Quelle est la difficulté ? Quand les apprentis reviennent de vacances, vers la mi-août, ils commencent à nouer des contacts avec les CFA, les chambres de commerce et d'industrie, les chambres de métier. Et ils cherchent leur entreprise. Il faut que tout soit bouclé à la fin du mois de septembre, puisque la règle veut qu'un apprenti ne puisse entrer dans un CFA que s'il a signé son contrat d'apprentissage. Par conséquent, il faut, en un mois et demi, trouver une place en apprentissage à plus de 150 000 jeunes.
Cela a des conséquences dont nous sommes tous témoins sur le terrain. Avec le succès croissant de l'alternance, les choses se sont progressivement inversées. Alors qu'auparavant, nous avions plutôt des places en apprentissage qui ne trouvaient pas preneur, nous avons maintenant plutôt des jeunes qui viennent nous demander de l'aide en nous disant qu'ils veulent faire de l'apprentissage, qu'ils sont motivés pour cela, mais qu'ils n'arrivent pas à trouver une entreprise.
Vous êtes d'ailleurs nombreux, sur tous les bancs, à m'avoir saisi au cours du mois qui vient de s'écouler, en appelant mon attention sur le cas de tel jeune qu'il fallait aider à trouver une place en entreprise.
Ce problème revêt évidemment une acuité toute particulière dans cette période de crise, puisque les entreprises ont tendance à être un peu plus frileuses, de sorte que l'on a encore plus de mal à trouver, en un mois et demi, une place à autant de jeunes.
Cette situation a inspiré diverses expérimentations.
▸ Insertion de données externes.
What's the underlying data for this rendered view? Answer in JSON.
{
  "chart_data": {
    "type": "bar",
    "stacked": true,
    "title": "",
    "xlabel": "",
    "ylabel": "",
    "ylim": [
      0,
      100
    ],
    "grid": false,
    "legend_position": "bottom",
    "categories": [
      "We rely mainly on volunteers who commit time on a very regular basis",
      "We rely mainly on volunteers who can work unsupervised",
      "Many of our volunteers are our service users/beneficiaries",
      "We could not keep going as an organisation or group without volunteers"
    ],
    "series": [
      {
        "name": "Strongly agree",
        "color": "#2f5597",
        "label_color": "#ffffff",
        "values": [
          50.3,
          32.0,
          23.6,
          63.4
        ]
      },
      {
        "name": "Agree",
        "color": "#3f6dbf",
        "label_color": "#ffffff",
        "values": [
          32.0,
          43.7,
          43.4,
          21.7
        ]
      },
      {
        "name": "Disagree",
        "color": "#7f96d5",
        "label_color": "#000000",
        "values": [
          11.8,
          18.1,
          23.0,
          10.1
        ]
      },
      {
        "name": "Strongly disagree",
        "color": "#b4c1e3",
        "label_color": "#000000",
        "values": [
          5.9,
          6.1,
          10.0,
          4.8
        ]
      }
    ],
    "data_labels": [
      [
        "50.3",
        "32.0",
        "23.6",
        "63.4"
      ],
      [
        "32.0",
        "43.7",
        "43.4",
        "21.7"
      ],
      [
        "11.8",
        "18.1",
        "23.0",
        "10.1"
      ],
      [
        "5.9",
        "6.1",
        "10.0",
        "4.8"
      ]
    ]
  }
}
Certaines chambres de commerce et d'industrie, dans le Nord-Pas-de-Calais, les Yvelines ou en Lorraine, par exemple, ont pris le risque d'accepter des jeunes dans les CFA alors même qu'ils n'avaient pas encore signé leur contrat et de batailler ensuite pour leur trouver une place en entreprise entre le mois d'octobre et le début du mois de novembre. Les retours d'expériences que nous avons, notamment des Yvelines, indiquent qu'elles trouvent une place à 100 % des jeunes qu'elles ont pris, simplement grâce à la petite souplesse d'un mois et demi supplémentaire qu'elles se sont donnée.
Un deuxième exemple intéressera M. Gilles ou M. Issindou : c'est celui du conseil régional d'Île-de-France qui a expérimenté le même système. Dans le dispositif, ils prennent des jeunes qui n'ont pas encore trouvé leur entreprise et leur aménagent un sas grâce à un dispositif intitulé « passerelle vers l'apprentissage ». En réalité, ces jeunes sont dans le cursus du CFA, mais l'enseignement a été réorganisé de manière à leur dispenser pendant le premier mois un peu plus de cours théoriques, pour leur permettre ensuite de basculer sitôt qu'ils ont trouvé leur place en entreprise. L'inspiration est intéressante et, pour une fois, je peux le souligner.
Dernier exemple, certains CFA prennent des jeunes ayant un contrat en entreprise, mais qui commence plus tard, à la mi-novembre. C'est cette situation qui a inspiré un amendement que nous avions déposé au Sénat tendant à permettre aux CFA qui le souhaitent de prendre des jeunes et de leur laisser un délai de quatre mois pour trouver une entreprise.
Je veux être clair : il ne s'agissait en aucun cas d'orienter des jeunes en échec scolaire en direction de l'apprentissage. J'ai un CFA chez moi en Haute-Loire et, depuis des années, je me bats avec les parlementaires du département pour le soutenir et le défendre. Je suis extrêmement attaché à l'apprentissage et je suis de ceux, au sein du Gouvernement, qui ont milité pour que le plan en faveur des jeunes comprenne d'abord des mesures dans ce domaine, parce que j'y crois plus qu'à toutes les primes qu'on peut mettre sur la table. À mon sens, la véritable autonomie pour un jeune, à un moment de sa vie où il a besoin de repères, passe par l'apprentissage, pas par une prime.